Insights
November 11 2025
If you locked in a mortgage rate in the low 3% range, you’re sitting on something increasingly valuable. With current rates much higher than that, that low rate is saving you serious money every single month.
What’s more, your home has probably appreciated significantly since then, meaning you’ve built substantial equity. And if you want to access that equity for renovations, debt consolidation, or other expenses, the conventional wisdom says to do a cash-out refinance.
But a cash-out refinance would mean giving up that 3% rate.
Let’s look at what a cash-out refi actually means in today’s market. Say you currently have a $300,000 mortgage at 3.25% and want to pull out $50,000 in equity.

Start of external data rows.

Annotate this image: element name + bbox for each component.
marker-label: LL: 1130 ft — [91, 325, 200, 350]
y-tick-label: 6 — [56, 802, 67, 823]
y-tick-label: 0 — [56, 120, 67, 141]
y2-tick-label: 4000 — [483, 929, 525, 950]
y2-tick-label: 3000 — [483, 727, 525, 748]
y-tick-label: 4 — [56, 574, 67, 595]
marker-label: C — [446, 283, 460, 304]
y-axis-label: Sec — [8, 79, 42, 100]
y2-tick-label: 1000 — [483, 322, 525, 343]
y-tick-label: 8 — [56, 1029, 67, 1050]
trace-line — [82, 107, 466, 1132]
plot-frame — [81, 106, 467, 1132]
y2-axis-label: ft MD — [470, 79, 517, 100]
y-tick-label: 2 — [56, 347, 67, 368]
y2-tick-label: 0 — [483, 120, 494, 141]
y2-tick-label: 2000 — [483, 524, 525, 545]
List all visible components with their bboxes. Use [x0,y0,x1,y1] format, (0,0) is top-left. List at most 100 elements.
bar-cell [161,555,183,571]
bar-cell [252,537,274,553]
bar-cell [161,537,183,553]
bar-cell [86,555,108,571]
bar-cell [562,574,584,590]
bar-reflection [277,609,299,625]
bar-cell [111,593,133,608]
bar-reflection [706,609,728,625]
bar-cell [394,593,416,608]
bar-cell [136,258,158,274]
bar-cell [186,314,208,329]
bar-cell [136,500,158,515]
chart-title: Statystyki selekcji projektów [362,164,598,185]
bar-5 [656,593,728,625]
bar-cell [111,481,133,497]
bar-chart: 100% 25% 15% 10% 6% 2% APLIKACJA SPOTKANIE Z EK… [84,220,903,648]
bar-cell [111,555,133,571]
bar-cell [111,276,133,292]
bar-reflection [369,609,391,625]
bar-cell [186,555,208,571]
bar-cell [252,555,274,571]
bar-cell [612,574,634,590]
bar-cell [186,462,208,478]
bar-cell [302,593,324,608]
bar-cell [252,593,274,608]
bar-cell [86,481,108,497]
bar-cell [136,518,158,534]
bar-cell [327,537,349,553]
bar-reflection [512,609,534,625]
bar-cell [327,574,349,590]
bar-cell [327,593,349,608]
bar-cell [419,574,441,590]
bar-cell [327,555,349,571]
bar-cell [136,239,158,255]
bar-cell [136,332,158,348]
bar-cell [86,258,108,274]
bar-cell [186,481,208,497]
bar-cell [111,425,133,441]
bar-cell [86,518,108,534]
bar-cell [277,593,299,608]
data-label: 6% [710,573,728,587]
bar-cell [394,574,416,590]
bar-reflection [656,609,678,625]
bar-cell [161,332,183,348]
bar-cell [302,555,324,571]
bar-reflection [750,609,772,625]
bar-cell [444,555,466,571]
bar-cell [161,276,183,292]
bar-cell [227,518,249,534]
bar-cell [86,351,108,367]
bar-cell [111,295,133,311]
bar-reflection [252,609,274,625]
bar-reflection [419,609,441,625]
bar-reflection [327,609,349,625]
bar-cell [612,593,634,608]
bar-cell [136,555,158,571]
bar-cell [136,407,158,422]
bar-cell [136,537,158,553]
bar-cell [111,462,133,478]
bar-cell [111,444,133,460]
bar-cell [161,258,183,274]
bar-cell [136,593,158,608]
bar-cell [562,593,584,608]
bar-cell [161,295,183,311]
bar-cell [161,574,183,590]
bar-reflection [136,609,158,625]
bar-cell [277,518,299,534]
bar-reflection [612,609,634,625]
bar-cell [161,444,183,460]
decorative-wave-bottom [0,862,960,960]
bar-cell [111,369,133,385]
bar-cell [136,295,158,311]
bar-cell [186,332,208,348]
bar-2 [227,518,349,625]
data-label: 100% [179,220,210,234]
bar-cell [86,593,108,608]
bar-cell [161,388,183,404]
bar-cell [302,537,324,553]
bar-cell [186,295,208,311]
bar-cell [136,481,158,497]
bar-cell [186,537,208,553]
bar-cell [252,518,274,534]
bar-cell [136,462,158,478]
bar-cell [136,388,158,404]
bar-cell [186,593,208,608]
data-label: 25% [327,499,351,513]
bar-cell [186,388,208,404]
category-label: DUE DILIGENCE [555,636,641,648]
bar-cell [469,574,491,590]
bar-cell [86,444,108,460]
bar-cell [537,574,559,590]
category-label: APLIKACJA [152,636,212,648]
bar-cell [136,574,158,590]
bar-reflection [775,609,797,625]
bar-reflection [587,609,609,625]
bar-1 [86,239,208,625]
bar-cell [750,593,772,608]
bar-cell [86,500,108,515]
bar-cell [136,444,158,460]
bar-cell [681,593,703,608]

With a cash-out refinance, you’d get a new $350,000 loan at today’s rates—let’s say 7%. Your monthly payment would jump by roughly $900. Plus you’d pay $7,000-$10,000 in closing costs.
That’s a steep price to pay for accessing your own equity.
This is where a HELOC comes in. Unlike a refinance that replaces your entire mortgage, a HELOC is a separate line of credit secured by your home. Your original mortgage stays exactly as it is - same rate, same payment, same terms.
The Trovy HELOC, for example, lets you access your home equity while keeping your primary mortgage untouched. You’re essentially adding a second, smaller line of credit rather than replacing the loan you already have.
The structure is pretty straightforward: you get approved for a credit line based on your available equity and other factors, and then you can draw from it as needed. Interest is only charged on the amount you actually use, not the full credit line.
A HELOC particularly makes sense if you’re planning home improvements over time rather than all at once. Maybe you want to renovate your bathroom this year, upgrade the kitchen in a couple of years, pay for a new water heater, and eventually add a deck.
With the Trovy HELOC’s 25-year draw period, you can tackle projects and expenses as it makes sense for your budget and timeline. Draw $30,000 for the bathroom renovation now. Come back in three years and draw another $40,000 for the kitchen. Use your HELOC for large and small expenses inbetween. You’re only paying interest on what you’ve actually borrowed.
Compare that to a cash-out refinance where you take all the money upfront (and start paying interest on it immediately), even if you won’t need it all for years.
The flexibility of a HELOC means you can prioritize based on what matters most to your household right now.
If you’re locked into a low mortgage rate but need access to your home equity, a HELOC offers a way to have both. You keep your existing rate while adding a separate line of credit for the equity you’ve built.
The Trovy HELOC provides you with a line of credit with no requirement to draw funds upfront. You can access it with a card or cash advance, and you’ll only pay interest on what you actually use.
For homeowners who’ve built significant equity but don’t want to give up their low mortgage rate, it’s worth exploring as an alternative to traditional refinancing.